Bolí­var encadenado

Postales de Praga

Felipe González Roa.-

Postales de Praga

Hace más de un siglo que Simón Bolí­var celebra su cumpleaños en el Panteón Nacional, donde yace en un fino sarcófago de madera y oro. Desde allí­ observa, tal vez inquieto y preocupado, quién sabe si hasta esperanzado, el devenir de una patria a la que tanto dedicó y por la que tanto sacrificó.

El héroe, el mito, el patriota. El español, el venezolano, el colombiano. El que tantas dudas despertó en su relación con Miranda. El que firmó el terrible decreto de guerra a muerte. El que encabezó la admirable Campaña Admirable. El que plasmó el genio de su mira en papeles en Jamaica y Cartagena. El que no dio tranquilidad a su alma ni reposo a su brazo… El brillante general de Carabobo, la triste sombra de Santa Marta.

Bolí­var, El Libertador. Bolí­var hoy está secuestrado.

En 1830 la figura de Bolí­var despertaba reconcomio y división. Ni cese de los partidos ni consolidación de la unión: su muerte solo confirmó el derrumbe de su proyecto colombiano. Durante 12 años su sepulcro estuvo lejos de su tierra natal. No fue sino hasta 1842 cuando Páez, otrora su encarnizado rival, repatrió sus restos entre grandes homenajes. Pudo al fin descansar en Caracas, en el panteón familiar.

En 1876 Guzmán Blanco interrumpió el reposo cuando decidió que el héroe debí­a yacer en el Panteón Nacional, espléndido hogar para las glorias venezolanas. Probablemente se trató de un justo homenaje, un sitio digno para tan grande hombre. Pero también fue el inicio de la deformación.

Venezuela, con apenas medio siglo de independencia, desangrada por facciones fratricidas, necesitaba de un motivo para amalgamar su historia, su memoria y su futuro. Qué mejor razón, pensó tal vez el Ilustre Americano, que la figura de El Libertador.

Pero así­ también fue irresistible la tentación de ubicar a Bolí­var del “lado” del dictador de turno, del hombre fuerte que necesitaba del “apoyo” del gran general, a partir de entonces manoseado y desgastado, confundido entre discursos huecos y tentaciones de poder.

Guzmán Blanco solo abrió el camino, el guion que siguieron tiranos como Gómez y reformistas como López Contreras. Y sí­, que también tomó para sí­ Chávez.

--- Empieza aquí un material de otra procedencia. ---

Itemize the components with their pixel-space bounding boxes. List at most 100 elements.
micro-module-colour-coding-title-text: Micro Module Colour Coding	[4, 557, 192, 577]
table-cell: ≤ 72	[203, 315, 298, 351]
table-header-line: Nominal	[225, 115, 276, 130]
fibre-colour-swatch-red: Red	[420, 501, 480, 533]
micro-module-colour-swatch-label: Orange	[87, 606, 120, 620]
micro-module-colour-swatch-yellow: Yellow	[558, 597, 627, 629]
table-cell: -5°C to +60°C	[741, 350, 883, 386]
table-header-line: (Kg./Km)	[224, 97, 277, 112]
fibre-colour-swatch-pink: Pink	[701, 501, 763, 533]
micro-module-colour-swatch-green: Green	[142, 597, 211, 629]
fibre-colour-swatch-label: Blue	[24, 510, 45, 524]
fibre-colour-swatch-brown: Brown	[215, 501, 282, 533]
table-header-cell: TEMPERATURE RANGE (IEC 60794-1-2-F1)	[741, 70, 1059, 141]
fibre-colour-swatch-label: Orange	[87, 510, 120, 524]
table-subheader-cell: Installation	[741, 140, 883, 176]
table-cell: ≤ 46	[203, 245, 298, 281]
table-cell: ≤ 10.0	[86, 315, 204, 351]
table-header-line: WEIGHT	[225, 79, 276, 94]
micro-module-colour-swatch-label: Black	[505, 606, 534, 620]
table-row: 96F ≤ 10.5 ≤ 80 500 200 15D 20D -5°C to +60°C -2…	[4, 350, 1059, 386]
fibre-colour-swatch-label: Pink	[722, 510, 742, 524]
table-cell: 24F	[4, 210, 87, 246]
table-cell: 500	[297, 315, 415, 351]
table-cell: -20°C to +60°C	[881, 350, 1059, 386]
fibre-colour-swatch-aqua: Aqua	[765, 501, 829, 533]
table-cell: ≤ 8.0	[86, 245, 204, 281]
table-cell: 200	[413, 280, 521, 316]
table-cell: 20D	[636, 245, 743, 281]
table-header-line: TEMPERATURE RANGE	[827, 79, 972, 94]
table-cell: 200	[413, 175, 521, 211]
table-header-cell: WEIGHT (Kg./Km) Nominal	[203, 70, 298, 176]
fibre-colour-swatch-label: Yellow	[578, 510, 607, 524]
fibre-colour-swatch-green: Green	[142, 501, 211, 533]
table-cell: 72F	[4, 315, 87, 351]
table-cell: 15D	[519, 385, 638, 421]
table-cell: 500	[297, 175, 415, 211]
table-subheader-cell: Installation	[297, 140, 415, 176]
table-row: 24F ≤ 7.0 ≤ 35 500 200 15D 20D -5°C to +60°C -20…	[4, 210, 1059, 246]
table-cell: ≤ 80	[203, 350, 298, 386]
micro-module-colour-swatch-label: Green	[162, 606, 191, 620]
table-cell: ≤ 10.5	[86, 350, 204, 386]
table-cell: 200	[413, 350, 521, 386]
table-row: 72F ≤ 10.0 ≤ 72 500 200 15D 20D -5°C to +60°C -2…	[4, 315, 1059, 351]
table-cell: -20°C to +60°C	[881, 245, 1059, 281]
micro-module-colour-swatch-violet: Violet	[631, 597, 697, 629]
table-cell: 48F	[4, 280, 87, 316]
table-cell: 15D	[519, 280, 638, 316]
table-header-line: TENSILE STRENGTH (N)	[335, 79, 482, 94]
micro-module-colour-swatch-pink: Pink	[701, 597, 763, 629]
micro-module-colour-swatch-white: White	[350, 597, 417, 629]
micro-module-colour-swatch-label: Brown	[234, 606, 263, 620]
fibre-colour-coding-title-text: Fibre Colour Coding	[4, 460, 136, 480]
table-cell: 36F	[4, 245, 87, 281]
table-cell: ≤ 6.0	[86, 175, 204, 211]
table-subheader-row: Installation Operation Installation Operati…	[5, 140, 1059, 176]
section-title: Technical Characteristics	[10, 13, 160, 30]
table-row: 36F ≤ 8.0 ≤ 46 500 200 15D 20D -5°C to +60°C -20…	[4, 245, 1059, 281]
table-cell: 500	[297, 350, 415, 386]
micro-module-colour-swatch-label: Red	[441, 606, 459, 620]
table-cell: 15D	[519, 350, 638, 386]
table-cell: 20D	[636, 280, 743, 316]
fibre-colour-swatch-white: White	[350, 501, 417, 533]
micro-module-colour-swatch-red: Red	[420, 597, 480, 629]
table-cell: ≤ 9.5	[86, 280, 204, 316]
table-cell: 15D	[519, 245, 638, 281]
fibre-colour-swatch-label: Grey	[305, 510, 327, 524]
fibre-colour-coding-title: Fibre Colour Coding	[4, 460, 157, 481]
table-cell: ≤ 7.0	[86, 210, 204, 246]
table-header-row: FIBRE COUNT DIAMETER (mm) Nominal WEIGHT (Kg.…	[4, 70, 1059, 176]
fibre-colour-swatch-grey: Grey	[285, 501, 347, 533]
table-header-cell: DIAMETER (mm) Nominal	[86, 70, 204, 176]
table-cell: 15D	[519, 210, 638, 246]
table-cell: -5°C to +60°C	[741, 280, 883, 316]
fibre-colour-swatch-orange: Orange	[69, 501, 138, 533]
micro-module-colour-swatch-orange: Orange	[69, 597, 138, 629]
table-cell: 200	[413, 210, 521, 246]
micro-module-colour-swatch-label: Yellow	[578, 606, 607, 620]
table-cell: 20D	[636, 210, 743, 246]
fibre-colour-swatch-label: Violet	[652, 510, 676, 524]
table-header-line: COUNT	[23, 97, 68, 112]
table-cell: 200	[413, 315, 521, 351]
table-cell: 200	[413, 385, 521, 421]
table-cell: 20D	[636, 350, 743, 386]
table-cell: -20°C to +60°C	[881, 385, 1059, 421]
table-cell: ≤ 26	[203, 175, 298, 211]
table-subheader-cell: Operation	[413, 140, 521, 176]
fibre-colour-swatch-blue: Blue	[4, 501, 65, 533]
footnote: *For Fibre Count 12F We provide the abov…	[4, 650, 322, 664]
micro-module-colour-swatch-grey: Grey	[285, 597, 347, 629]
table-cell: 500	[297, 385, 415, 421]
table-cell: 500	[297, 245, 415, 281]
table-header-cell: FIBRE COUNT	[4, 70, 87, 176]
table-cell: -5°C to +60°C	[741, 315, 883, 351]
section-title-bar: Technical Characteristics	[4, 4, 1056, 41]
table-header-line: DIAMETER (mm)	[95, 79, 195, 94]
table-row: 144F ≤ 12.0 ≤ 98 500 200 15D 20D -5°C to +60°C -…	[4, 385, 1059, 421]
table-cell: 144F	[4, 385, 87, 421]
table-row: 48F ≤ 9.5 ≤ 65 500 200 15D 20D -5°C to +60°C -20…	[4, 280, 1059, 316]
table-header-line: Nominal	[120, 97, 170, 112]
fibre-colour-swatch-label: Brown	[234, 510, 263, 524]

Si ya Bolí­var estaba amordazado, con Chávez fue reducido a un rehén. Trazó a un héroe a su imagen y semejanza, perfecto (y mudo) testigo de sus impulsos revolucionarios. Le dio un nuevo sentido a sus pensamientos, lo hundió en debates ideológicos anacrónicos. Incluso le dibujó otro rostro.

Cuando cumple 236 años Bolí­var sigue encadenado. Otra persona ocupa hoy Miraflores, pero el mismo patrón sigue mancillando al Libertador. ¿Quién es realmente el “genio de América”?

Da mucha tristeza escuchar a venezolanos denigrar de Bolí­var. Decir que su figura le provoca repulsión, que no le profesan estima y admiración. El rechazo del héroe, ví­ctima inocente de la manipulación.

Bolí­var no fue perfecto. Múltiples fueron los errores que cometió. Pero a la par se sitúan sus hazañas, tan grandes que marcaron el destino de toda una nación. Sin embargo, la mayor equivocación es pretender reducir la historia solo a una época, apellidar un paí­s entero solo con un único nombre. No es su culpa, obviamente. Es de aquellos que solo pretenden usarlo.

El reconocimiento a Bolí­var debe pasar por su estudio. Leer sus discursos y manifiestos, estudiar sus proyectos polí­ticos y campañas militares. Entender que él sí­ tení­a un plan para su paí­s, y al mismo tiempo comprender qué hizo errar su mira.

La devoción a Bolí­var debe recordar primero que se trataba de un hombre, de un común ser humano genial. Y sobre todo entender que Bolí­var partió hace casi 189 años. Muchas de las cosas que pasaron después no son su responsabilidad, sobre todo la tragedia de estos últimos 20 años.

Hoy el mejor regalo para Bolí­var es también luchar por su liberación.

*Felipe González Roa es director de la Escuela de Comunicación Social de la Universidad Monteávila.